それは「シェエラザード」」でも、まったく変わることがなかった。この曲の持つ物語的な要素とか、描写的な面に余りこだわらず、あくまで純音楽的というか、交響曲的に仕上げたケースといえる。したがってテンポの揺れはほとんどなく、インテンポの感覚で全体が進められた。大響の管楽器のソロはしっかりしていて、しかもオケは充分に鳴り切っていた。ただ全体に大響のサウンドは細身で硬く、この曲の場合ゆったりとした広がりと、柔軟性のようなものが加わると、より魅力的な演奏になっただろうと思われた。
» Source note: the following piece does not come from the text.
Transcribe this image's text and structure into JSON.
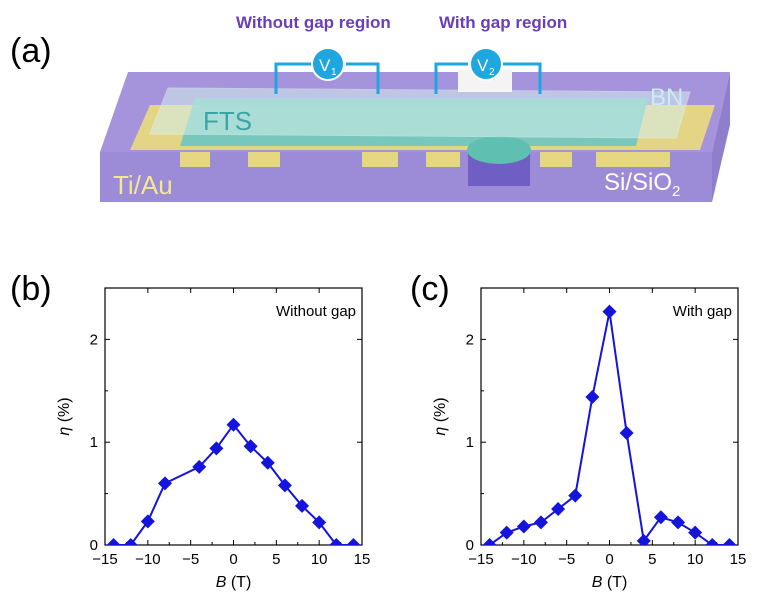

チャイコフスキーの協奏曲では、女流の若手ヴァイオリニスト、吉田恭子が招かれていたが、彼女は現在の若手に共通の、優れたテクニックの持ち主といえる。ただチャイコフスキーの協奏曲の独奏としては、やや小ぶりというか線の細いところがあり、部分的には楽器が存分に鳴り切っていない、もどかしさのようなものが感じられた。川瀬の指揮はここでも、恰幅のあるゴージャスな響きを聴かせ、ソロを圧倒するような趣があった。ただオケのみのトゥッティでは、弦と木管のフレーズの受け渡しなどで、ぎこちない部分が散見されたりしたのは、やはり経験量の不足のしからしむところか。しかし川瀬の指揮は基本を忠実に守っていること、アプローチそのものに不自然さがないこと、さらに若々しい感性の豊かさが漂っている。まずは「名曲コンサート」デビューは、成功したと評価していいだろう。